Glückshormon als Entzündungsmediator Yvette Meißner, 15.06.2016 11:58 Uhr
Dopamin gilt als Glückshormon, der Neurotransmitter steuert Antrieb und Appetit. Wissenschaftler der Universität Gießen zeigen jedoch die Schattenseiten des Botenstoffes auf: Sie wiesen Dopamin in Bindegewebszellen entzündeter Gelenke und seinen direkten Einfluss auf den Verlauf der Entzündung bei rheumatoider Arthritis nach. In einer aktuellen Arbeit bestätigen sie ihre These, dass Dopamin eine Rolle bei der Entwicklung der chronischen Erkrankung spielt. Sie zeigten, dass das Katecholamin auch in Knochenzellen gebildet wird und dort proinflammatorische Effekte hat.
Dr. Silvia Capellino stellte ihre Untersuchungen auf dem europäischen Kongress der Rheumatologen in London vor: Für die Studie analysierte sie Knochengewebe, von Patienten, denen ein künstliches Kniegelenk eingesetzt wurde. Insgesamt standen den Forschern zehn Proben zur Verfügung, vier von Patienten mit rheumatoider Arthritis und sechs von Osteoarthritis-Patienten. Das Gewebe behandelten sie mit markierten Antikörpern gegen die fünf Subtypen des Dopaminrezeptors.

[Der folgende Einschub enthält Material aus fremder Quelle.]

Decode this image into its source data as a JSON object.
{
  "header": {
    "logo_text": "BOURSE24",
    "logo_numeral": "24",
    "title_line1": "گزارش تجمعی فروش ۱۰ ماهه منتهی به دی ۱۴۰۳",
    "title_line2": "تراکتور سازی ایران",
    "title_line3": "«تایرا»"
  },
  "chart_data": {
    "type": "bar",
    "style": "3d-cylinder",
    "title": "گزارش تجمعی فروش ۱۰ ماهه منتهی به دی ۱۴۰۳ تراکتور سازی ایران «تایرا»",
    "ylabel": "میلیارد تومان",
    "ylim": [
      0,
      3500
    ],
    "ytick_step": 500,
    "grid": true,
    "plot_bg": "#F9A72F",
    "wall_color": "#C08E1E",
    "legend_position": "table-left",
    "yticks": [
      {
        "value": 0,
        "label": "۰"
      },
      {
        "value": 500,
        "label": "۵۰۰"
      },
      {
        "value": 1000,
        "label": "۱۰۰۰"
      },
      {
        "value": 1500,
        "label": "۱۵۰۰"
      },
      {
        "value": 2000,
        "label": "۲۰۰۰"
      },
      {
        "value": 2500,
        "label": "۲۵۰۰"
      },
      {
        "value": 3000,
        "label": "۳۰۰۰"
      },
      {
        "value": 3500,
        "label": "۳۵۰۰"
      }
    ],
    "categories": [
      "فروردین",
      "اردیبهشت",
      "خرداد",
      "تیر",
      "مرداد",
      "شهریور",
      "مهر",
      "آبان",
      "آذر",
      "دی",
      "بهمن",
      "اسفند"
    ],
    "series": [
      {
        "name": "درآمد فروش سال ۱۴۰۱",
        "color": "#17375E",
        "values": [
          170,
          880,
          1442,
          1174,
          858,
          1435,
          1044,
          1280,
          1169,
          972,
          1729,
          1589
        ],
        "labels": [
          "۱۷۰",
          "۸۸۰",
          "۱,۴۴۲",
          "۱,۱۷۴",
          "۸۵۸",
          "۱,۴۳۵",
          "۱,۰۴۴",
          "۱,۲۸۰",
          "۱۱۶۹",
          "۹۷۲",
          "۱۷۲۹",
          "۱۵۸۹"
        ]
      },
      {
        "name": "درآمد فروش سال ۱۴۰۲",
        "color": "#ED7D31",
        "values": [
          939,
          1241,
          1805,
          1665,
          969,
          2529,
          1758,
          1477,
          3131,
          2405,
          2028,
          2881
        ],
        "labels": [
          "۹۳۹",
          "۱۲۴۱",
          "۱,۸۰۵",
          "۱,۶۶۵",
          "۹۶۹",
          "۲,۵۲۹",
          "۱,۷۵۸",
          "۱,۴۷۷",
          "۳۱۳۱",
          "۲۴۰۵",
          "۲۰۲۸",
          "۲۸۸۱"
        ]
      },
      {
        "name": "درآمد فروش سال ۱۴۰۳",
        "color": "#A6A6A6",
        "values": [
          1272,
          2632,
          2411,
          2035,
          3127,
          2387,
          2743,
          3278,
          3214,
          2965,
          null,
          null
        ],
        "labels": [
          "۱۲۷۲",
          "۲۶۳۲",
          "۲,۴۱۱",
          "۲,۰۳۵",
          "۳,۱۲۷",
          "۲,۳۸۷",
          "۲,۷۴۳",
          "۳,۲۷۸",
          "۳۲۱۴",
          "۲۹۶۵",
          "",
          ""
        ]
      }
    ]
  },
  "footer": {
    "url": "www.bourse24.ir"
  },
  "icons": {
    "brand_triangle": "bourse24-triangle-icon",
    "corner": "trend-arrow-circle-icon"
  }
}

Ihren Ergebnissen zufolge werden die Rezeptoren D1, D3 und D4 zwar bei rheumatoider Arthritis exprimiert, nicht aber in Osteoarthritis.
Eine weitere Untersuchung sollte den Einfluss von Dopamin auf knochenaufbauende Osteoblasten zeigen. Dafür wurden die Knochenzellen aus dem entnommenen Gewebe isoliert und schrittweise behandelt: Zuerst wurde mit Antikörpern die Existenz von Dopaminrezeptoren nachgewiesen. Anschließend wurde diese mit speziellen Agonisten angeregt. Die Wissenschaftler bestimmten dann die Konzentration der Interleukine (IL) 6 und 8 in den Zellen.
In den Osteoblasten konnten sie die Rezeptorsubtypen D1, D2, D3 und D5 bei beiden Krankheitsbildern nachweisen – mit stärkerer Expression bei rheumatoider Arthitis. Die Stimulation des D1-Rezeptors bewirkte zudem eine erhöhte und dosisabhängige Freisetzung des IL-6 bei rheumatoider Arthritis. Dagegen wurde die Synthese von IL-8 bei keinem der beiden Krankheitsbilder beeinflusst.
Unbehandelte Osteoblasten untersuchten die Forscher außerdem auf Tyrosinhydroxylase. Das Enzym – normalerweise beteiligt an der Dopaminsynthese – konnte in sieben der zehn Gewebeproben nachgewiesen werden und deutet somit auf eine lokale Produktion in den Knochenzellen hin.
Die Wissenschaftler schreiben Dopamin eine Schlüsselrolle sowohl im Knochenumbau als auch bei Gelenkerosionen zu. Bei rheumatoider Arthritis tragen weitere Substanzen zum Knochenabbau bei. Die durch die chronische Entzündung freigesetzten Zytokine IL-6 und Tumor-Nekrose-Faktor alpha (TNF-alpha) beeinflussen den Knochenstoffwechsel und führen zu Knochenschwund.
Die Erkenntnisse der Signalübertragung des Neurotransmitters könnten neue Optionen zur Behandlung der rheumatoiden Arthritis eröffnen, berichtet Capellino. Insbesondere könne Knochen wieder repariert werden. Denn die bisherigen Therapien ermöglichten lediglich eine Erhaltung der Knochenmasse.